• Public
  • Public/Protected
  • All

State Management

Last updated: 2021-04-07


We have chosen to separate in-memory document cache from document processing. The in-memory document cache maintains a list of document states as LRU map. There is a limit on how many documents it stores at the same time. If the limit is achieved, the oldest document gets evicted.

Document processing is organised as a per-document task queue. It maintains sequential order of tasks on the same document. At any time only single task is executed per document. It is then task's responsibility to acquire state the way it considers appropriate.

Implementation is heavily based on rxjs primitives like Observable and BehaviorSubject. Ceramic node operates in a concurrent, asynchronous environment. This naturally leads to event-based, reactive implementation. For example, we have an updatable feed of a document state updates as a cornerstone abstraction. Vanilla EventEmitters do not compose well: one can not easily chain few EventEmitters together, neither could represent feed of events. Rxjs library allows us to do that. It provides advanced primitives so that we can focus on critical infrastructure, not on low-level plumbing.

Dynamic View


  • Document cache limit is set to 3. Three documents fill the cache. (Orange indicates documents in cache)
  • LRU algorithm considers document 1 as the oldest one.
  • Three tasks per document wait for execution (α, β, γ)
  • Another task is requested from the outside for the fourth document.
  • Task 1α is currently running. The next for execution is 4α.

Let us see what happens when 4α starts. As per Node.js execution model, processing is event-based. After IO/event is emitted, Node.js executes all the code non-interrupted until it stumbles upon wait for the next IO/event. Ceramic tasks are heavily IO based, so it would be fair to assume here, that at some point task 1α starts to wait for IO, for example, for IPFS retrieval. At that point Node.js starts handing the next event which in our case is task 4α.

Execution Queue

When task 4α starts, the cache exceeds the limit, so it evicts the oldest document 1. Yet, it does not pause the task 1α. It still runs. This rises two questions.

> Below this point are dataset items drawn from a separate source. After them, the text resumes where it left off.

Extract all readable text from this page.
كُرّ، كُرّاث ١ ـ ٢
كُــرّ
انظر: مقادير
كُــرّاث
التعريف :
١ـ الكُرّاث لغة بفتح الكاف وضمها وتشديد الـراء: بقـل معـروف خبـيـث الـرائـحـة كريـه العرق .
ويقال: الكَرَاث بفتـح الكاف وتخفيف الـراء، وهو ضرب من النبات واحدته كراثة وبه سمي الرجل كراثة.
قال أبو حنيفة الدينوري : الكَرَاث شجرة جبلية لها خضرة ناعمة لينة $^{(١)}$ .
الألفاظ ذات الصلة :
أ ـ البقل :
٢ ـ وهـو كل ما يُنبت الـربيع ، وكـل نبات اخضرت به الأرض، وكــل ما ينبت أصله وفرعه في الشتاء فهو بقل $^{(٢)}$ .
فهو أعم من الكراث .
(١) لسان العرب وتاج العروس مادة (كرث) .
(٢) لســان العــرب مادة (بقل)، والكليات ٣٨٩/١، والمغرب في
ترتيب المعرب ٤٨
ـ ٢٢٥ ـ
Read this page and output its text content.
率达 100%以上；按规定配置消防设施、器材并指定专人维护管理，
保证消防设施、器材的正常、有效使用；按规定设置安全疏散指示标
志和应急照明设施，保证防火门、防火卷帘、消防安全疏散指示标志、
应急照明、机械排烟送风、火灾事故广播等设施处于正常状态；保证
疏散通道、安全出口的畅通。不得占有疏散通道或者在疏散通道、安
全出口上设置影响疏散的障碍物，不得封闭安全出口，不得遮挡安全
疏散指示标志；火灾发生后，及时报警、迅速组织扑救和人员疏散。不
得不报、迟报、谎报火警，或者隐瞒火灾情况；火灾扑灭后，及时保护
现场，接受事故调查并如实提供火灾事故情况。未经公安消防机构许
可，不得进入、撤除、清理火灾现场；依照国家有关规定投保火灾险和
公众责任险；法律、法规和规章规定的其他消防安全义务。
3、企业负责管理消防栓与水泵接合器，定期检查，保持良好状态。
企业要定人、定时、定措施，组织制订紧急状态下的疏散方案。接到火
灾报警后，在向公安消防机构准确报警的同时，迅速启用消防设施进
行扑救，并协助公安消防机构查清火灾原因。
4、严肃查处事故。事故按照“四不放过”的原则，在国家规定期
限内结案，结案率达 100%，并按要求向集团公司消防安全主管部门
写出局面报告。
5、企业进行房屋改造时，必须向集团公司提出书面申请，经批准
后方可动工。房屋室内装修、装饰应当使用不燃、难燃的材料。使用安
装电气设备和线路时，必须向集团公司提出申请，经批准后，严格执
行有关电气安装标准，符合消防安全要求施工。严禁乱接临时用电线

Q1: What happens when 1β needs to run?

With separation of document cache from document processing, we must ensure that task operates on the most recent state. When the task starts, we try to load the state from memory, from state store, or from network - whatever works for the task at hand.

Q2: How memory grows based on this behaviour?

When 4α runs, and the document cache contains 3 entries (2,3,4), in total we have 4 document states, since task 1α has not released document 1 state to garbage collector. Let us call this a spawned task - the one that operates on a document that is no longer in cache. When a new task appears for a new document, we will end up with one more spawned task with one more instance of the document state residing in memory. This way memory grows based on how much concurrent operations we have. To bound this growth, we added a configuration parameter concurrentTasksLimit. This is a maximum number of concurrently running tasks for all the documents we have. When this limit is reached, the next task has to wait till one of the tasks is done.

One could consider concurrentTasksLimit as a ceiling for another vector of memory growh, compared to the cache limit. This vector is related to bursts of document processing.

Subscriptions and two parts of cache

One of the features is ability to subscribe to document changes. When a consumer subscribes to doctype updates, the updates should flow regardless of the pinning status. To enable that in the presence of the cache eviction, we mandate that a subscribed document is not evicted. For this, we internally split the cache into two buckets: volatile, and durable. Volatile is a vanilla LRU map, with cache eviction. Durable bucket maintains list of subscribed documents. When document is subscribed, we put the state in durable bucket. When unsubscribed, it moves to volatile bucket. Interesting question here is what state to put to the durable bucket. We have few scenarios here:

  • document is in memory ⇒ we use in-memory state
  • document is pinned but not in memory ⇒ we load from the state store,
  • document is not pinned and not in memory ⇒ we use the state from Stream instance that requested the subscription.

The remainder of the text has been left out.